Page 16 of Nobody’s Son


  “What did Aron know that no one knows today? I am compelled to wonder: were the old men pensioned off as I have been, back in grandfather days? Or did they have a gift to give back then, a ‘greater work’: an old man’s magic brewed from contemplation, and steeped in years…”

  “But even if the magic died with Aron, surely that’s no bad thing,” Mark said slowly. “Who wants to live in a world of ghosts?”

  “Who wants to get wet and catch a cold? Who wants the river to rise and sweep away their family in the flood?” Jervis replied. “And yet, I think we should miss the rain, if it ceased to fall. I wonder if magic isn’t bigger than ‘Good’ or ‘Bad’, as the rain is.”

  A silence ran between them, chill as the north wind that whispered through the apple blossoms and swept over the fields. “Here’s another question for you,” Jervis said some time later. “What spectre walks the High Holt walls at midnight?
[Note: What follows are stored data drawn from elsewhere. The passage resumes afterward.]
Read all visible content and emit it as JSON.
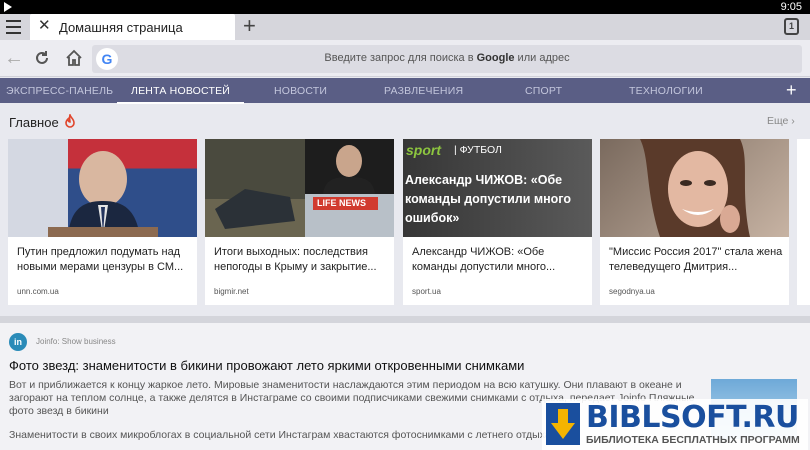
{
  "status": {
    "time": "9:05"
  },
  "tab": {
    "title": "Домашняя страница",
    "close_symbol": "✕",
    "new_tab_symbol": "+",
    "tabs_count": "1"
  },
  "address": {
    "placeholder_before": "Введите запрос для поиска в ",
    "placeholder_brand": "Google",
    "placeholder_after": " или адрес"
  },
  "nav": {
    "items": [
      {
        "label": "ЭКСПРЕСС-ПАНЕЛЬ"
      },
      {
        "label": "ЛЕНТА НОВОСТЕЙ"
      },
      {
        "label": "НОВОСТИ"
      },
      {
        "label": "РАЗВЛЕЧЕНИЯ"
      },
      {
        "label": "СПОРТ"
      },
      {
        "label": "ТЕХНОЛОГИИ"
      }
    ],
    "plus": "+"
  },
  "section": {
    "title": "Главное",
    "more": "Еще ›"
  },
  "cards": [
    {
      "text": "Путин предложил подумать над новыми мерами цензуры в СМ...",
      "source": "unn.com.ua"
    },
    {
      "text": "Итоги выходных: последствия непогоды в Крыму и закрытие...",
      "source": "bigmir.net",
      "img_label": "LIFE NEWS"
    },
    {
      "text": "Александр ЧИЖОВ: «Обе команды допустили много...",
      "source": "sport.ua",
      "img_brand": "sport",
      "img_tag": "| ФУТБОЛ",
      "img_headline": "Александр ЧИЖОВ: «Обе команды допустили много ошибок»"
    },
    {
      "text": "\"Миссис Россия 2017\" стала жена телеведущего Дмитрия...",
      "source": "segodnya.ua"
    }
  ],
  "article": {
    "logo": "in",
    "source": "Joinfo: Show business",
    "headline": "Фото звезд: знаменитости в бикини провожают лето яркими откровенными снимками",
    "p1": "Вот и приближается к концу жаркое лето. Мировые знаменитости наслаждаются этим периодом на всю катушку. Они плавают в океане и загорают на теплом солнце, а также делятся в Инстаграме со своими подписчиками свежими снимками с отдыха, передает Joinfo Пляжные фото звезд в бикини",
    "p2": "Знаменитости в своих микроблогах в социальной сети Инстаграм хвастаются фотоснимками с летнего отдыха"
  },
  "watermark": {
    "brand": "BIBLSOFT.RU",
    "tagline": "БИБЛИОТЕКА БЕСПЛАТНЫХ ПРОГРАММ"
  }
}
You are startled I have heard the tale? Well well, I was lord of that place once. Even my Richard fears me still, when he thinks of it…”

  Jervis laughed again. A gust of wind rushed over the knoll, fluttering his steel grey hair, making him shiver within his cloak. “I had better get out of this damn wind. I do not know the old man’s truth; I do not wish to die.” And rising stiffly from the iron bench, he stared out across the plain, as if looking for his son. Then he turned and left that high place, heading for home.

  “He was a fool, and a damn fool too, the king that first demanded every man must swear an oath to him alone.” Jervis gestured with a crust of bread, then dipped it in his gravy.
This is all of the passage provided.